De TC heeft [eiser] bij uitspraak van 17 oktober 2016 voor een periode van 24 maanden geschorst, wegens het slaan en trappen van een op de grond liggende speler van [voetbalvereniging 2] , te weten [A] .
2.4.

[eiser] erkent – en betreurt – dat hij na de wedstrijd betrokken is geweest bij een vechtpartij, maar hij betwist dat hij [A] heeft geslagen en getrapt. Na de uitspraak van de TC heeft hij zich tot mr. [X] gewend, die namens hem hoger beroep heeft ingesteld bij de Commissie van Beroep (hierna: CvB of Commissie).
2.5.

[eiser] heeft in het beroepschrift betoogd dat zijn veroordeling is gebaseerd op tegenstrijdige getuigenverklaringen: uit de verschillende verklaringen, afgelegd bij de TC en bij de politie, blijkt namelijk dat op twee plaatsen is gevochten, zowel voor de kantine als bij de parkeerplaats. [eiser] was bij slechts één van die ongeregeldheden betrokken. Sommige getuigen hebben echter verklaard dat [eiser] [A] heeft geslagen en getrapt voor de kantine, terwijl anderen hebben verklaard dat [eiser] [A] zou hebben geslagen en getrapt bij de parkeerplaats. Gelet op de afstand tussen de beide locaties kan hij niet bij beide rellen aanwezig zijn geweest, aldus [eiser] in het beroepschrift. Hij heeft de CvB verzocht om vanwege deze tegenstrijdigheid ook in hoger beroep een mondelinge behandeling te houden.
2.6.

In haar uitspraak van 22 november 2016 heeft de CvB het volgende overwogen:
Verzoek om een mondelinge behandeling
Mede namens appellant is in het beroepsschrift uitdrukkelijk verzocht om een mondelinge behandeling. De Commissie ziet naar aanleiding van het onderhavige beroep van appellant echter geen aanleiding om in hoger beroep andermaal een mondelinge behandeling te gelasten, te meer nu appellant in eerste aanleg is gehoord en de commissie zich overigens voldoende voorgelicht acht.

(…)

Inhoudelijke bezwaren
Hoewel appellant zich erover beklaagt (…), staat naar het oordeel van de Commissie vast dat appellant een prominente rol heeft gespeeld bij de collectieve vechtpartij.

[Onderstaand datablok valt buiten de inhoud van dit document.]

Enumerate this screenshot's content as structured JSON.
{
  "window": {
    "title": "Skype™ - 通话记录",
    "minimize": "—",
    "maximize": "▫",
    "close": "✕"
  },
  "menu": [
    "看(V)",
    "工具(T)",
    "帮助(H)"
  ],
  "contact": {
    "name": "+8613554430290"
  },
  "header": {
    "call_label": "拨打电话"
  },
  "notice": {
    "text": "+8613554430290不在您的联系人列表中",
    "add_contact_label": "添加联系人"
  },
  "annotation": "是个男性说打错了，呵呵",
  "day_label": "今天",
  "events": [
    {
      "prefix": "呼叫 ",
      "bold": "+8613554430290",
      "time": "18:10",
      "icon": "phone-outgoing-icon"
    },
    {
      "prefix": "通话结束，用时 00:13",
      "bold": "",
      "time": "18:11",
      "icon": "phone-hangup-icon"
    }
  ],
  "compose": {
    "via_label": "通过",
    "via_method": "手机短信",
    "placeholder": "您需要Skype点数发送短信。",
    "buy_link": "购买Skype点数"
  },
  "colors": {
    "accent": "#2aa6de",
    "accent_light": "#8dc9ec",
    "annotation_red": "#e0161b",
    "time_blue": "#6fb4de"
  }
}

Uit zijn eigen verklaringen valt af te leiden dat hij zich doelbewust in de schermutselingen heeft gemengd met de bedoeling om deel te nemen aan duw- en trekwerk en om te vechten en te slaan en dat hij ook meermalen de confrontatie heeft gezocht met [F] , nadat hij hem eerder vergeefs zou hebben geprobeerd te slaan. De kennelijk ter ontlasting van zijn rol als productie 2 t/m 6 overgelegde aanvullende verklaring van hemzelf, [B] , [C] , [D] , [E] en de als productie 1 overgelegde overzichtsfoto overtuigen de Commissie geenszins van de ongeloofwaardigheid van de belastende verklaringen die door met name de [voetbalvereniging 2] -spelers [A] , [F] en de heer [G] zijn afgelegd tijdens het mondeling onderzoek. Van zichzelf tegensprekende verklaringen, als door de gemachtigde van appellant is aangevoerd, is naar het oordeel van de Commissie geen sprake. Genoemde getuigen wijzen appellant zonder enige twijfel aan als degene die heeft geslagen, respectievelijk geschopt. Mede op basis van de hiervoor genoemde bedoeling van appellant om deel te nemen aan duw- en trekwerk en om te vechten, acht de Commissie de verklaringen van genoemde getuigen van de kant [van [voetbalvereniging 2] , toevoeging rechtbank] geloofwaardig.

2.7.

De CvB heeft het oordeel van de TC bekrachtigd. Zij heeft de door de TC aan [eiser] opgelegde schorsing van 24 maanden verkort tot 18 maanden.
2.8.

[eiser] heeft hierna in kort geding schorsing gevorderd van de uitspraken van de TC en de CvB. De voorzieningenrechter heeft deze vordering toegewezen, overwegend dat de TC [eiser] langdurig heeft geschorst op basis van tegenstrijdige getuigenverklaringen. Volgens de voorzieningenrechter had van de CvB mogen worden verwacht dat zij de getuigen zelf ook nog eens had gehoord, of anders in ieder geval in haar appeluitspraak had gemotiveerd waarom zij dat niet nodig achtte. Omdat dit niet is gebeurd, kleeft er naar het oordeel van de voorzieningenrechter een essentieel gebrek aan de uitspraak van de CvB. Daarom acht hij het voldoende aannemelijk dat de bodemrechter, als het geschil aan hem wordt voorgelegd, tot het oordeel komt dat de uitspraken van de TC en de CvB moeten worden vernietigd wegens strijd met de reglementen van de KNVB.
2.9.

De KNVB heeft naar aanleiding van het vonnis in kort geding een herzieningsverzoek ingediend bij de CvB. Zo’n herziening is mogelijk als ernstige procedurefouten zijn gemaakt. De CvB, in een andere samenstelling dan bij de behandeling van het hoger beroep, heeft het herzieningsverzoek afgewezen omdat niet was gebleken van ernstige procedurefouten. De reglementen van de KNVB, waaronder het Reglement Tuchtrechtspraak Amateurvoetbal (RTA) en de Handleiding Tuchtrechtspraak Amateurvoetbal (HTA), schrijven namelijk niet voor dat steeds een (extra) mondelinge behandeling moet plaatsvinden:
In deze zaak heeft conform de HTA wegens het vermoeden van een excessieve overtreding in eerste aanleg een mondelinge behandeling plaats gehad. De 1e CvB is ingegaan op het namens betrokkene gedane verzoek om in beroep een mondelinge behandeling te houden en heeft dat verzoek gemotiveerd afgewezen. De Commissie is van oordeel dat het uitzonderlijk is om na een mondelinge behandeling in eerste aanleg in beroep tot een tweede mondelinge behandeling over te gaan.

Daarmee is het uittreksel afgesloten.